Thursday, September 9, 2010

Just Struggling Right Now

I'm not sure why it's happening right now but I've been struggling the last couple of days. I still haven't "cracked" or anything and eaten horribly but I've really been tempted to and it's just been some rough sledding. I knew this would happen at some point but I felt so great at the beginning of the week that it's taken me completely by surprise that this going on right now.

I was actually on Papajohns.com tonight and thought about ordering a Large Thin Crust pizza with ham, pineapple and mushrooms with light sauce and light cheese. I didn't do it though. I just couldn't do that to myself but in some ways I really, really wanted to. Giving in would've been so easy. I know that while I was eating too much pizza I would've just hated myself but kept eating. I KNOW this is how I would've felt because it's happened before. I didn't do it though so that is a little victory.

I haven't been sleeping the best.
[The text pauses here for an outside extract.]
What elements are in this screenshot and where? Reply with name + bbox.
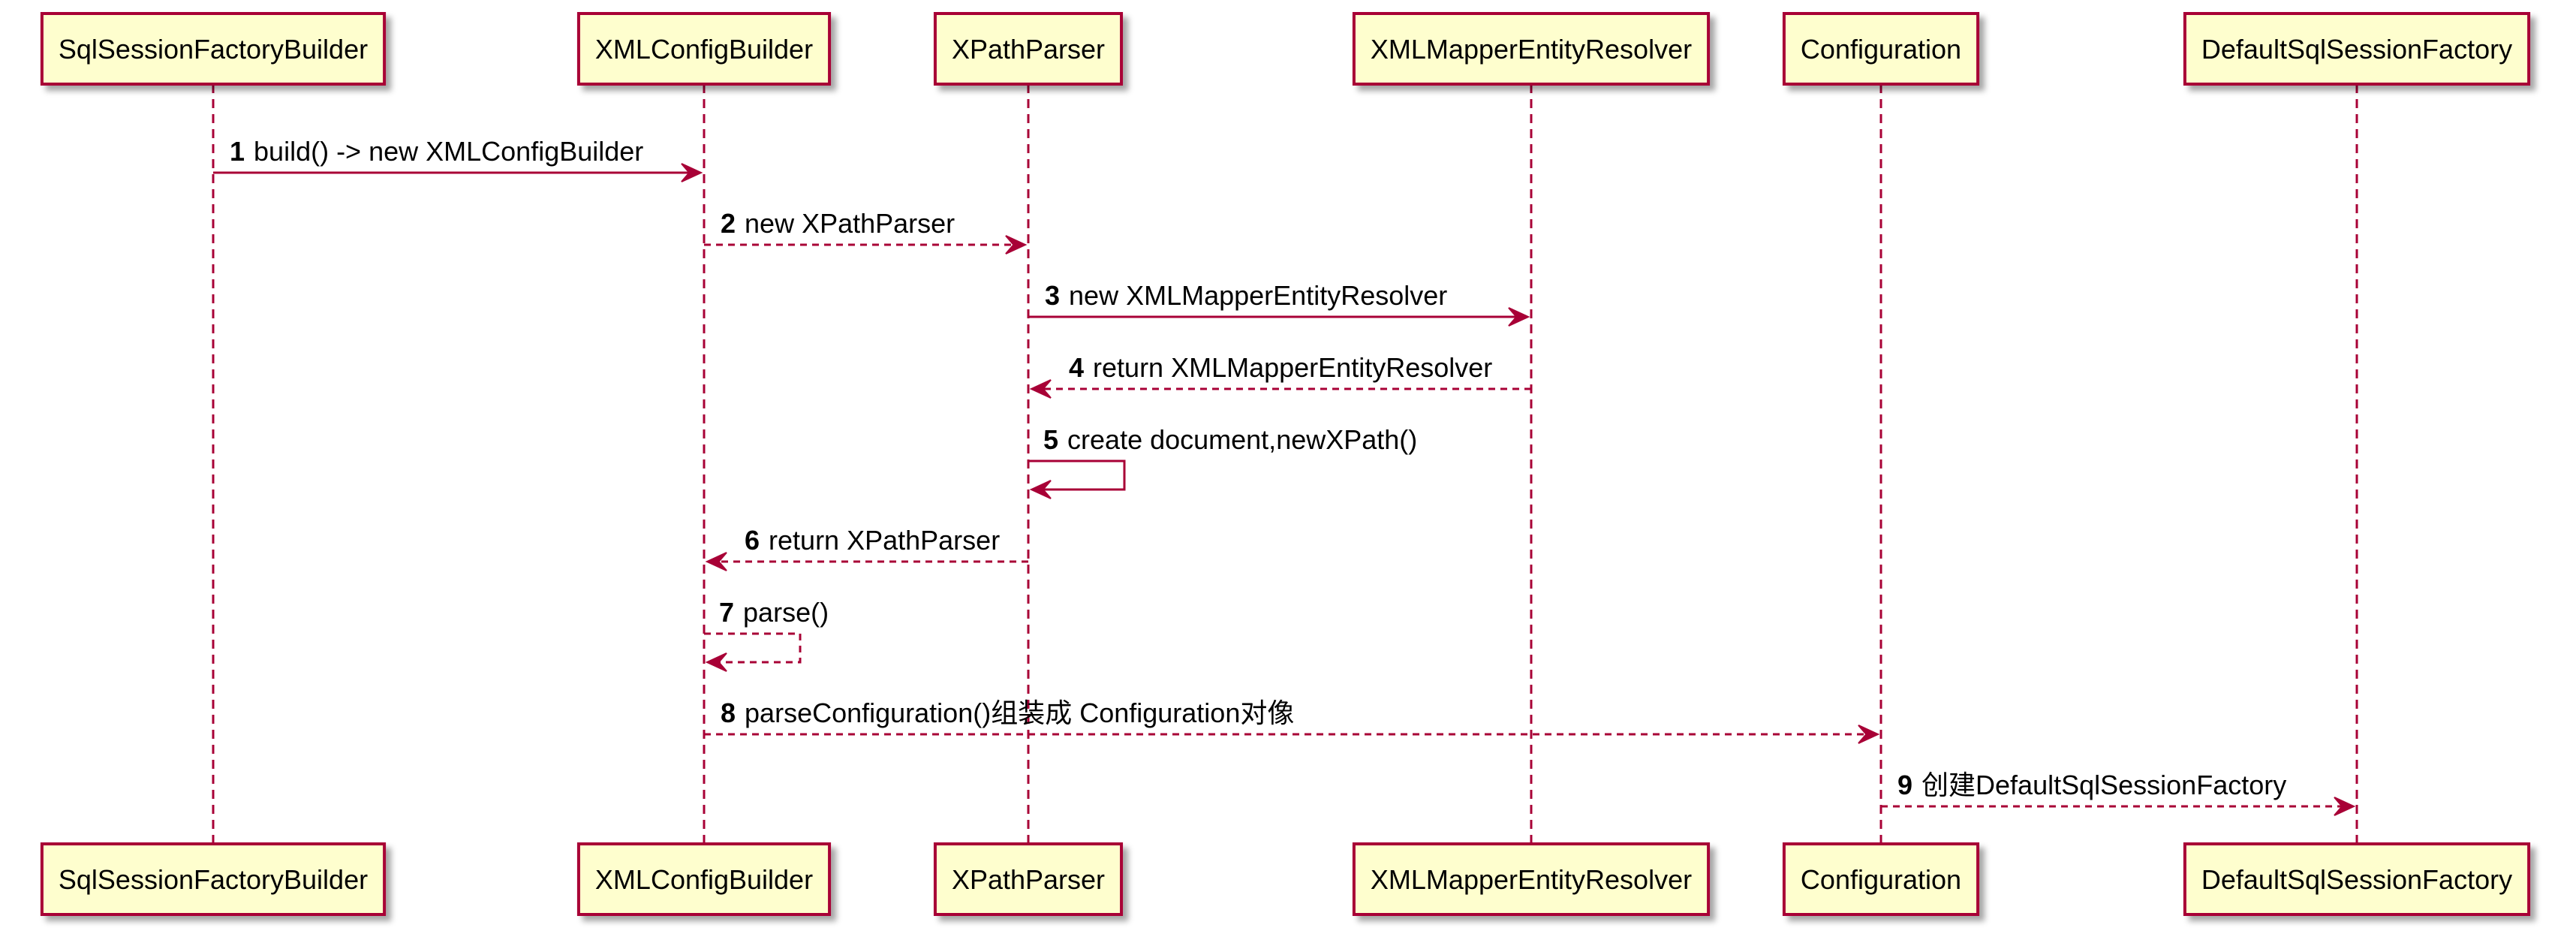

Well, once I get to sleep I'm okay but falling asleep has been a bit of a pain in the ass. I thought I was past that since for a few weeks I was really sleeping great and falling asleep easily. This came after a short time of falling asleep trouble when I first cut the calories down.

Right now, I just feel like I'm fighting against myself and my "normal" nature and it's extremely difficult. I know if I can get past this though I'll be a stronger person for it and will also have more faith in myself and what I'm capable of. But, it is a real true test of faith and some intestinal fortitude to fight through this. I know I can't lose this fight and I'm not going to lose this fight. I'm worth it dammit....I'm worth the fight.

3 comments:

JenMarie said...

Yep, keep fighting... You are doing AMAZING!!

JIM said...

Just stay strong. You are doing great!!!!

Jason said...

Good for you for not giving in to those little temptations that gain momentum way too easily. Keep it up. Anybody can do this when the trials and temptations aren't there. You really earn it by persevering through the rough spots. Earn it! You haven't made it this far by accident.